3. The ICL is carefully adjusted to the best position behind the iris and the gel is flushed out of the eye.
Advantages of ICL
1.Unique crystal composition
Unlike other IOLs for crystalline eyes, ICL is made of Collamer, a unique organic crystal material. This specialized crystal material has higher biocompatibility than acrylic and silicone. ICL is also collapsible, requiring smaller incisions during the procedure compared to other crystalline lenses.
2. The safety of the procedure has been proven
The safety and effectiveness of ICL implantation has been widely proven with over 60,000 procedures performed worldwide and rigorous clinical validation by the US FDA. Unlike keratoconus surgery, ICL does not permanently change the structure of the eye, but is placed covertly in the posterior chamber of the eye and works with the person’s own lens to correct vision.
3. Small surgical incision
Unlike other IOLs for crystalline eyes, ICL is foldable and can therefore be implanted through a small surgical incision. ICL requires only a 2.8mm to 3.0mm incision compared to the 6.0mm incision required for other FDA approved IOLs. This small incision is much less invasive and does not require sutures and does not induce astigmatism.
4. Reversible and can be removed if necessary
ICL can be permanently placed in the eye. However, if overcorrection or undercorrection occurs, or if complications arise, or if the patient’s vision changes, the ICL can be removed or replaced by a trained eye surgeon.
Ten common questions about ICLs.
1. Am I a good candidate for an ICL?
The best ICLs are for patients between the ages of 21 and 50. ICL patients should ideally not have had eye surgery and should not have glaucoma, iritis, or retinopathy caused by diabetes.
2. What is the range of correction for ICL in the United States?
The correction range for farsightedness is +3.0 to +20.0 D, for myopia is -3.0 to -20.0, and for astigmatism is +1.0 to +4.0. ICL is particularly effective for high myopia.
3.What are the advantages of ICL?
ICL can be used to correct a wide range of myopia, hyperopia and astigmatism without removing or destroying corneal tissue and without the need for post-surgical sutures. It also allows for predictable refractive correction and superior visual quality.
4. What if the patient’s vision changes?
If a patient’s vision changes significantly and the ICL is no longer suitable, the ICL can be removed or replaced at any time. After the ICL is implanted, patients can still wear glass or contact lenses.
5. Will ICLs dry out or become contaminated like contact lenses?
No. ICLs are designed to be implanted inside the eye without maintenance.
6. Can ICLs be seen from the outside of the eye?
No. The ICL is implanted behind the iris. The ICL is implanted behind the iris and cannot be seen from the outside by anyone, including the patient themselves.
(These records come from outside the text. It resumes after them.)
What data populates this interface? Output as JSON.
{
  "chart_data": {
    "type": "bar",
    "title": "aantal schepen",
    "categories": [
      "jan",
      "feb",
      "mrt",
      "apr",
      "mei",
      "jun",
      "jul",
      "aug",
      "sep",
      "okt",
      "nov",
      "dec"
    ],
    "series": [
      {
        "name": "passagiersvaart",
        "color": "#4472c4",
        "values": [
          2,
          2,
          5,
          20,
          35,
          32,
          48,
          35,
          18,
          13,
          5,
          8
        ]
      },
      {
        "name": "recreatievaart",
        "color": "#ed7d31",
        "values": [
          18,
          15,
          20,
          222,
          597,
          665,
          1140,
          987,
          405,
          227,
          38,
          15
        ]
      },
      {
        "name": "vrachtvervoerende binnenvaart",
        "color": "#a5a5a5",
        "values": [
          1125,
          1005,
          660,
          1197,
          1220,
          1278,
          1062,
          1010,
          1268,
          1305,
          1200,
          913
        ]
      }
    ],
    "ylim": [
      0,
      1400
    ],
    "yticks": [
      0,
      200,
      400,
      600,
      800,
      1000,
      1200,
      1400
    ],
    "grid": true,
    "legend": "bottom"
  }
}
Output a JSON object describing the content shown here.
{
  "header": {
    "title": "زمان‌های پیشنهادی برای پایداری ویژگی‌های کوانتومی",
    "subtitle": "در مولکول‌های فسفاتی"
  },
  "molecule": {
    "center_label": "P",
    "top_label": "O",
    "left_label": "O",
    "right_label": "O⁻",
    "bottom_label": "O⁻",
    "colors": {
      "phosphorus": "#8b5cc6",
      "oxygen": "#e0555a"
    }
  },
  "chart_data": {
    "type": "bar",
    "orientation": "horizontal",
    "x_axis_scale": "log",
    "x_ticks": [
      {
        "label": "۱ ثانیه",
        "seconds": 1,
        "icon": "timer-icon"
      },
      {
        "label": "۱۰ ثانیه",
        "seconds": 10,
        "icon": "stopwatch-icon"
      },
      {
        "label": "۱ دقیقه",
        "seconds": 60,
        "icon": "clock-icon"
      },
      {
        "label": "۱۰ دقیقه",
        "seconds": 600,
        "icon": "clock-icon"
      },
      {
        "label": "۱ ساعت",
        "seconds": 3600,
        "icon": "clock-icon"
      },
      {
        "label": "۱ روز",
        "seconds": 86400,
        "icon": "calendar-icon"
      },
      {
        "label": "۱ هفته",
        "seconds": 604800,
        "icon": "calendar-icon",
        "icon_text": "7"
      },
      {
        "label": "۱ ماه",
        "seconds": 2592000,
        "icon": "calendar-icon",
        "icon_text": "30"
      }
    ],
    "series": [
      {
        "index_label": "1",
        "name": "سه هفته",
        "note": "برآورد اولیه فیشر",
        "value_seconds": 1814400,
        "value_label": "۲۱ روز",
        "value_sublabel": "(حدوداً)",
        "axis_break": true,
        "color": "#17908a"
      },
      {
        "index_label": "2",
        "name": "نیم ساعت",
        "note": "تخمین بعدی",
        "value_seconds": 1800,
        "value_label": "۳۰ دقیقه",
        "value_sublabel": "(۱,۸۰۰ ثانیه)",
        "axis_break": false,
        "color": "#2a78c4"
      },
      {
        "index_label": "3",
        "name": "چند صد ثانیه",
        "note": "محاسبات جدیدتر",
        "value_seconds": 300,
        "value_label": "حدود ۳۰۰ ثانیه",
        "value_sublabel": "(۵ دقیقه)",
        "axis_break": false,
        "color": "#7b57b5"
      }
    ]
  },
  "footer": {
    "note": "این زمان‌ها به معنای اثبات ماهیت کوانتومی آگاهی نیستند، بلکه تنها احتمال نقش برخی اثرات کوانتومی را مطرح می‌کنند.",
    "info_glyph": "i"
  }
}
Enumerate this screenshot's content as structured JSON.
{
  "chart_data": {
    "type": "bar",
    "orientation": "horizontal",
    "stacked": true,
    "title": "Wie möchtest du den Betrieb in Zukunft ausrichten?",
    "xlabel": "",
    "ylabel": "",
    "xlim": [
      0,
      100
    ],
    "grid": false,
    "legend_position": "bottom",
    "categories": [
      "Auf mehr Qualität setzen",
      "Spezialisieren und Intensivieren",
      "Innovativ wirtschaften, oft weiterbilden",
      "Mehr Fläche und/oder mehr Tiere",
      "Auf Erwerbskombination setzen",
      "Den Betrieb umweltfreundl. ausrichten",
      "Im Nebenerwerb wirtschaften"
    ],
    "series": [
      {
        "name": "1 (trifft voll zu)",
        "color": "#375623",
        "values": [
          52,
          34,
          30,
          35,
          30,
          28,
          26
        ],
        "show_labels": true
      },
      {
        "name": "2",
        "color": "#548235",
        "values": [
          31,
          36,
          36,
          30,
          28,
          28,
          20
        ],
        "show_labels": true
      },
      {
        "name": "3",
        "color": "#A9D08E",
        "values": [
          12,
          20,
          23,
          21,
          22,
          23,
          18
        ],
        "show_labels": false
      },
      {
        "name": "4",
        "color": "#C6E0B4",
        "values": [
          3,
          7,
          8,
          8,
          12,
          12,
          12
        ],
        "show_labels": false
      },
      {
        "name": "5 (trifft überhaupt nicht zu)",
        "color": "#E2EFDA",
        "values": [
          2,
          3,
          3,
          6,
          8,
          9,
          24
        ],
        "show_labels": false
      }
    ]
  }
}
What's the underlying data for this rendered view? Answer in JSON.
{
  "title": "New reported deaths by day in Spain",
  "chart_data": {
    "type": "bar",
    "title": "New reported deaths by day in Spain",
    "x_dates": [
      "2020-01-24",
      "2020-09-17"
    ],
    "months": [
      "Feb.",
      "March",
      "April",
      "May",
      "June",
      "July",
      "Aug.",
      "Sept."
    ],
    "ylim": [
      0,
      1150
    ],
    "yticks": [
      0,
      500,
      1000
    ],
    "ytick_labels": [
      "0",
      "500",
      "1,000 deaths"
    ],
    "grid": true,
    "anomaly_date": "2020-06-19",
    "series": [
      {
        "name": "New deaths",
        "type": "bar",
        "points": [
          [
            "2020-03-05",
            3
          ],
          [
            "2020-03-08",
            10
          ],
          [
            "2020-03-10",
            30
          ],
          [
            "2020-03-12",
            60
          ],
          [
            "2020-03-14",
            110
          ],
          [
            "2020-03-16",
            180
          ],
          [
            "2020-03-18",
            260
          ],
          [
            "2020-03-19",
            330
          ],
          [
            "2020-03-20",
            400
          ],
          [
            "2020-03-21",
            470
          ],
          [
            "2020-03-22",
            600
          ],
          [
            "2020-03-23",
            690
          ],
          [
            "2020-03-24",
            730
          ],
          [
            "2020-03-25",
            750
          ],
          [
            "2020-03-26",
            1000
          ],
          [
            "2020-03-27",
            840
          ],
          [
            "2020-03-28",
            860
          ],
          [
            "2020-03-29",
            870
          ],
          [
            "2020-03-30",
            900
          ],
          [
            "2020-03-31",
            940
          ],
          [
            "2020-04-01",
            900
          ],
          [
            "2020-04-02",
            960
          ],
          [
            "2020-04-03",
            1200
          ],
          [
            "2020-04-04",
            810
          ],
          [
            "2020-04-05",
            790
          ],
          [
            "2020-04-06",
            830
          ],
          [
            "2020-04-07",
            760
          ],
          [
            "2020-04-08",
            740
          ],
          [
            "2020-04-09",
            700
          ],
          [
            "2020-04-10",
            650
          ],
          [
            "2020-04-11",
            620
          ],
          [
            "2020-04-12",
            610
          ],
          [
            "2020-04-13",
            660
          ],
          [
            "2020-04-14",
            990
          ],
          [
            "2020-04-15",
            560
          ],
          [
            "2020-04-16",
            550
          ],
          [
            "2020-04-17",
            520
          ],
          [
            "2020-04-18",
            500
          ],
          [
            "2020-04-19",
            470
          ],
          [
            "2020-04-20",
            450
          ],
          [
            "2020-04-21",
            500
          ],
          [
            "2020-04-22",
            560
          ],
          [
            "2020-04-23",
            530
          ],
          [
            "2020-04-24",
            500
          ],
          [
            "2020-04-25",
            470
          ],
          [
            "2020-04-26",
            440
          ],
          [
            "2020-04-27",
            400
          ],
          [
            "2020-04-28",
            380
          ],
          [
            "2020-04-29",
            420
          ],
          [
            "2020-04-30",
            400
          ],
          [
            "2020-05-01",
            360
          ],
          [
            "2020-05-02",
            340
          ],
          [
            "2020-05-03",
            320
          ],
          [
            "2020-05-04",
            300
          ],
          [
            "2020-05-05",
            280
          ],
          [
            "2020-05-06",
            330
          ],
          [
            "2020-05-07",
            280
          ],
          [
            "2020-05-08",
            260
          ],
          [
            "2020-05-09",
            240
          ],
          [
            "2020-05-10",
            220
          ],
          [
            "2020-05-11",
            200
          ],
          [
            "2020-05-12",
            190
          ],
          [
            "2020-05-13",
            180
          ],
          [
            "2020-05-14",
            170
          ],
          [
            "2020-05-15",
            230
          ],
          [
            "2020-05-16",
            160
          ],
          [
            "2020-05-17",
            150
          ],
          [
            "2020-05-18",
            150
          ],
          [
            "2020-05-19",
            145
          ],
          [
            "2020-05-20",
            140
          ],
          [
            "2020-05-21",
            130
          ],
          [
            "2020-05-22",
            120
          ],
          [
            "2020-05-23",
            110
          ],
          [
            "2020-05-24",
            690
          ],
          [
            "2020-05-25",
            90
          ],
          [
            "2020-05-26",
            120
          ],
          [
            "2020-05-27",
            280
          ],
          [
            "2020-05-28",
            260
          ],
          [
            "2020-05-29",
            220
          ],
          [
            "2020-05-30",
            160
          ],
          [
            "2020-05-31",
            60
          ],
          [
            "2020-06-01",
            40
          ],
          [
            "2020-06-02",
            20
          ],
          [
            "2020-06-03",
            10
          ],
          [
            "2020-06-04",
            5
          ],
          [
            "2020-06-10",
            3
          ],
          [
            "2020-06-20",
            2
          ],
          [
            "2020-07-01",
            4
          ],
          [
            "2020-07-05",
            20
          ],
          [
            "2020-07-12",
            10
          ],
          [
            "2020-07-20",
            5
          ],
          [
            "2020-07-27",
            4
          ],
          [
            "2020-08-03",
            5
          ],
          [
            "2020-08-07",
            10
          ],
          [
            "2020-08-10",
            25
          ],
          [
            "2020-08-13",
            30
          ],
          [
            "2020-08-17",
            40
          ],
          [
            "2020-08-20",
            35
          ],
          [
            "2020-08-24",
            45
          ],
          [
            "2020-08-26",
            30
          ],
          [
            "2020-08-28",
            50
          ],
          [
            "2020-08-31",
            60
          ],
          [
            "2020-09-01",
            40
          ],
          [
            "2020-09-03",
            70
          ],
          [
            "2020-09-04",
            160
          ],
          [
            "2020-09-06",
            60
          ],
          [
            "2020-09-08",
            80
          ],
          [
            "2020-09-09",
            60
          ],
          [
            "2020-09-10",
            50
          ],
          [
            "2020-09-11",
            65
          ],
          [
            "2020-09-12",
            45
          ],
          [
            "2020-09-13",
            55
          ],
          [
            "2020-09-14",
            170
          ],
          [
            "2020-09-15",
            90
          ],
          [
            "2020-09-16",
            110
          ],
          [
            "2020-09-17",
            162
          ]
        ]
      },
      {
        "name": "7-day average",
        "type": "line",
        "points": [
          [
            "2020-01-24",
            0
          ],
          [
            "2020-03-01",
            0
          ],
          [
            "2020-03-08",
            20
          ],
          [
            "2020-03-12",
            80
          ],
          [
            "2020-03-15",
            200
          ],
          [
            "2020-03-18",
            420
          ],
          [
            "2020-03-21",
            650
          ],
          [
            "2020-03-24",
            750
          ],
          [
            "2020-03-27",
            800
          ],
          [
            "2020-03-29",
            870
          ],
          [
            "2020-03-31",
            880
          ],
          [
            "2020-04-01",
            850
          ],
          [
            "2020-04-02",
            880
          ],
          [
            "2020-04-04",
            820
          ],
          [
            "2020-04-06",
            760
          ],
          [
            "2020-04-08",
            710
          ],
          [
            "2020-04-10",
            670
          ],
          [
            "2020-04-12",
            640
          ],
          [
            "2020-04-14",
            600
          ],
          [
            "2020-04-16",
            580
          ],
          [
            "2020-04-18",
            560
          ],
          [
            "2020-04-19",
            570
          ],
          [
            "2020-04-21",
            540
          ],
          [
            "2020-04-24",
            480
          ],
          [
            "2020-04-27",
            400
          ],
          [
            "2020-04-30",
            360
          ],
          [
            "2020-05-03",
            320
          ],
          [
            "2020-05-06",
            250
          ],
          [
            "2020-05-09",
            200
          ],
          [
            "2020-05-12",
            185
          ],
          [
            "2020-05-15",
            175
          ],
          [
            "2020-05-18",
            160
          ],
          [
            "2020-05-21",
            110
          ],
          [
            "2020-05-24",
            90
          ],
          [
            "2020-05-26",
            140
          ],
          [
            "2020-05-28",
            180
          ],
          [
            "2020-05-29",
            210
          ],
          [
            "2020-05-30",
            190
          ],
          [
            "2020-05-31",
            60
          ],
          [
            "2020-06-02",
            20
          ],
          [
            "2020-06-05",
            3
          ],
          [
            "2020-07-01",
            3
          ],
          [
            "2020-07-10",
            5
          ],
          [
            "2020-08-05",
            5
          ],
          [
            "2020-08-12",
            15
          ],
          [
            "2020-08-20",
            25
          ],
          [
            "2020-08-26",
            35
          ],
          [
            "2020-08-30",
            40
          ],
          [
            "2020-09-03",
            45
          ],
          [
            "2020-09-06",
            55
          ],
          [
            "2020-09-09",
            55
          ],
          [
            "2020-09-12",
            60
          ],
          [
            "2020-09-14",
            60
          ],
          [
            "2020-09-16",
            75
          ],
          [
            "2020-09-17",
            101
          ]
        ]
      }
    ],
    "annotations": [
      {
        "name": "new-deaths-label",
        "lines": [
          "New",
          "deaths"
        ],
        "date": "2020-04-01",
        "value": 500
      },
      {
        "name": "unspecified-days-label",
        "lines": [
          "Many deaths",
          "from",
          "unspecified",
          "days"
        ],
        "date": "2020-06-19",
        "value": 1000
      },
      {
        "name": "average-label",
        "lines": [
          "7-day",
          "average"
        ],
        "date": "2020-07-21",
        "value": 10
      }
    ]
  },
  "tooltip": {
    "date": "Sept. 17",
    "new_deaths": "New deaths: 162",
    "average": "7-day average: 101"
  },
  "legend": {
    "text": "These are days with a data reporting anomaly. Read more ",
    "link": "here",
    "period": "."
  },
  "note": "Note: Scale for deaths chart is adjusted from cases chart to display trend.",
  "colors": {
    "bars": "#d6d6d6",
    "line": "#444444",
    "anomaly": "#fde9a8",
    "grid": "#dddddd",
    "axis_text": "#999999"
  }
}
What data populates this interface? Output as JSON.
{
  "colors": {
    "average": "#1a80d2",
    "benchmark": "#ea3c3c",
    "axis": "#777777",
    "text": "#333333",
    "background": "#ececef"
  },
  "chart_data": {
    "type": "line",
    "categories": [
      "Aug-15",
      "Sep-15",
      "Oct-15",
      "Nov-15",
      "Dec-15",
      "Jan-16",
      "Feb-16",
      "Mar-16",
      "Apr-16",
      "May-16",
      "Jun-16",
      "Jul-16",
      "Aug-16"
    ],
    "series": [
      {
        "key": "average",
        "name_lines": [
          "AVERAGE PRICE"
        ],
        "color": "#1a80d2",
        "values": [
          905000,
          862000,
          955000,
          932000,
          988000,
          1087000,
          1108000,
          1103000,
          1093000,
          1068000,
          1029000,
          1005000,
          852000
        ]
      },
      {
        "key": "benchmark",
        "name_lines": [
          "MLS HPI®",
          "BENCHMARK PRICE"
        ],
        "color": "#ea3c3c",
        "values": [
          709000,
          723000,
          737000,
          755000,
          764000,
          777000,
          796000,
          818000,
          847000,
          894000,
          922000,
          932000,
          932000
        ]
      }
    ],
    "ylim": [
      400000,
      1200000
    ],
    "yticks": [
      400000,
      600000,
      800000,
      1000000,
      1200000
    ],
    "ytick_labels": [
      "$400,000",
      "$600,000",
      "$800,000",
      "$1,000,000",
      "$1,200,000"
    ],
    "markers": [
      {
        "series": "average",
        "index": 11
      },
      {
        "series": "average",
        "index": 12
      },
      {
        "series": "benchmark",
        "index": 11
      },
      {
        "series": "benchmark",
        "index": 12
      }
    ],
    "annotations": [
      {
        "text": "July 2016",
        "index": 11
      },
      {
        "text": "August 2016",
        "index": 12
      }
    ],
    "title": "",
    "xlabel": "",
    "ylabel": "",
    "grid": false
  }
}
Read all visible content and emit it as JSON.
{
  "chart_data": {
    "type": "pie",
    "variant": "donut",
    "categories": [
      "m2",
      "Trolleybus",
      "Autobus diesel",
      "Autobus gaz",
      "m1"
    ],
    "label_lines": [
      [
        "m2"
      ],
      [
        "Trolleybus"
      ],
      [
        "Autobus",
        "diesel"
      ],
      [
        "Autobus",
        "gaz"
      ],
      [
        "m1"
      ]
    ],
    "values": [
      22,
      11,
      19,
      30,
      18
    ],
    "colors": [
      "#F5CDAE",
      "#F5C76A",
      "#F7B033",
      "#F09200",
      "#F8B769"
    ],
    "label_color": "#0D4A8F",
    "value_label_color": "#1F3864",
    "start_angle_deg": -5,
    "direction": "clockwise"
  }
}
ICL is so cosmetically perfect that a layman will not be able to notice that you have had your vision corrected.
7.What is ICL made of?
ICL is made of Collamer, an exclusive product of STAAR, which is made of small amounts of purified collagen polymerized and has good biocompatibility and no adverse reactions in the eye.
8.What is the procedure of ICL surgery?
Patients undergoing ICL surgery undergo a light local anesthetic under normal circumstances and are discharged the same day. Post-operative care is easy.
9.How long can ICL stay in the eye?
ICLs are implanted for a long time and require no maintenance.
10. Will I feel a foreign body in my eye after ICL implantation?
Usually the patient will not feel the presence of the ICL in the eye. The implanted ICL does not bind to any tissue structure and does not move.